39* Trois catégories de lois

 

Les trois catégories de lois de la Torah

 

זֹ֚את חֻקַּ֣ת הַתּוֹרָ֔ה אֲשֶׁר־צִוָּ֥ה  יי לֵאמֹ֑ר

« Voici les lois de la Torah que Hachèm a ordonné à Moché en disant … » (Bamidbar 19, 2)[1] 

 

וְשָֽׁמַרְתָּ֨ אֶת־הַמִּצְוָ֜ה וְאֶת־הַֽחֻקִּ֣ים וְאֶת־הַמִּשְׁפָּטִ֗ים אֲשֶׁ֨ר אָֽנֹכִ֧י מְצַוְּךָ֛ הַיּ֖וֹם לַֽעֲשׂוֹתָֽם׃

« Et tu garderas la mitsva, et les statuts et les ordonnances… » (Débarim 7, 11).

 

 

Il existe trois grands types de lois dans la Torah, plus ou moins intelligibles à l’homme :

 - les jugements (הַמִּשְׁפָּטִ֗ים  michpatim) sont conforme à une rationalité sociale ; ils   s’imposent à l’évidence et auraient pu être institués par l’individu ou la société : ne pas tuer [2] ; respecter les droits d’autrui ; pratiquer la charité ; prononcer des décisions de la justice et les faire appliquer [3] ;

- les témoignages (‘Edouyot -‘édout au singulier) révélés par Hachèm, sont des lois accessibles à l’intelligence humaine. Ainsi, l’homme aurait pu découvrir la nécessité physique du repos périodique ; fixer un jour par semaine est utile ; la terminologie marxiste parlerait de « reconstitution par l’homme de sa force de travail » comme à ce que.

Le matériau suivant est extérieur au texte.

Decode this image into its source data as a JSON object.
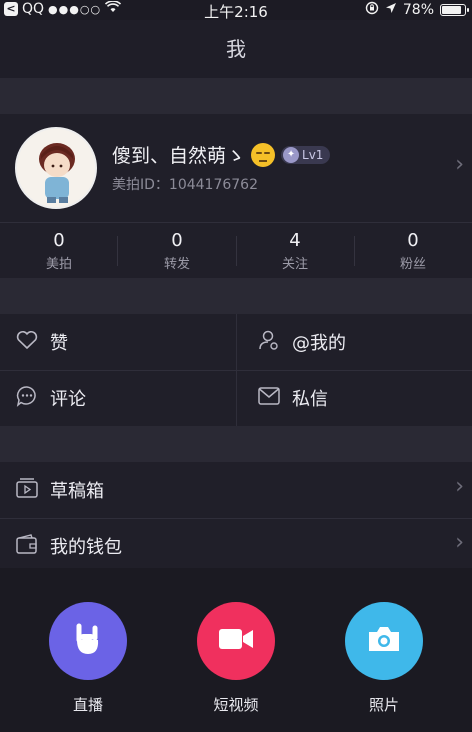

Mais la signification du chabbat va bien au-delà du repos : c’est, d’abord, la sanctification de ce jour, telle qu’elle est ordonnée par Hachèm. De même, on peut comprendre la nécessité pour un peuple de fixer des jours de commémoration qui sont l’expression symbolique de l’identité nationale. Mais le respect des fêtes de pèlerinage va bien au-delà de la symbolique identitaire, en l’occurrence commémoration de la libération de l’esclavage (Pessa’h) ; don de la Torah (Chabou’ot), retour des nuées de gloire sur le camp du désert après le pardon de la faute du veau d’or et le début de la construction du Tabernacle (Souccot). Le respect des fêtes de pèlerinage traduit l’obéissance à l’ordre de Hachèm relatif à la commémoration de ces événements;

- les statuts divins (au pluriel : הַֽחֻקִּ֣ים  'Houkim ; au singulier : 'hok). Ce mot est aussi présent dans la Torah avec le sens de loi, de règlement [4], et aujourd’hui, en hébreu moderne, 'Hok, signifie « loi ». Dans le Targoum Onkelos, זֹ֚את חֻקַּ֣ת הַתּוֹרָ֔ה  est rendu par דא גזירת אורייתא : le mot 'hok est traduit par guezeira (un décret).  Le mot 'hok vient d’une racine qui veut dire : inciser et graver ('hakak). Il est utilisé pour des prescriptions divines qui demandent une foi entière car elles ne semblent pas logiques et dépassent le niveau de compréhension de l’être humain. C’est « l'insertion d'une réalité spirituelle dans le réel » [5]

 

Il n’est pas écrit « ’Houkat… » mais זֹ֚את חֻקַּ֣ת הַתּוֹרָ֔ה « Zot Houkat »  (« Ceci est la Loi… »). Or ha’Haïm hakadoch enseigne : ceci concerne toute la Torah. Toutes les lois, même celles dont on estime comprendre les raisons, doivent être respectées parce qu’elles ont été ordonnées par Hachèm. Chercher à comprendre ces raisons peut même nuire à leur parfaite observance. Par le mot זֹ֚את  la Torah nous fait comprendre qu’elle n’expose pas ici un cas particulier, mais qu’elle donne un enseignement valable pour tous les commandements de la Torah. Il existe une limite infranchissable à la connaissance humaine. Les capacités de l’intelligence humaine doivent s’effacer devant la volonté du Créateur. Le rôle de l’homme n’est pas de comprendre la volonté divine. D’ailleurs, le mot français « comprendre » ne peut s’appliquer à la Torah, livre infini qui contient la parole divine. Tout au plus peut-on en saisir certains niveaux ; qui peut prétendre comprendre toutes les dimensions du pchat, du derach, du remez, du sod ? « Comprendre » laisse entendre que l’entendement humain peut entièrement « saisir par l’esprit » la Torah ; cela n’est pas réaliste pour la Torah  et, notamment, pour ses ‘Houkim. Au contraire, le mot « léavin » suggère qu’en cherchant à « comprendre » la Torah, on entre dans un processus ; dans une construction progressive et non dans l’obtention d’un résultat absolu [6]. Parfois, on croit déceler des éléments expliquant ces lois [7] ; pourtant, même alors, on n’accède pas à une pleine compréhension car, dans le cas des ‘houkim, la rationalité usuelle fondée sur la logique est inopérante. Ce sont des lois sans raison apparente dont le respect tient à la crainte de Hachèm et non à l’acceptation des commandements à la suite de leur examen à la lumière de la raison.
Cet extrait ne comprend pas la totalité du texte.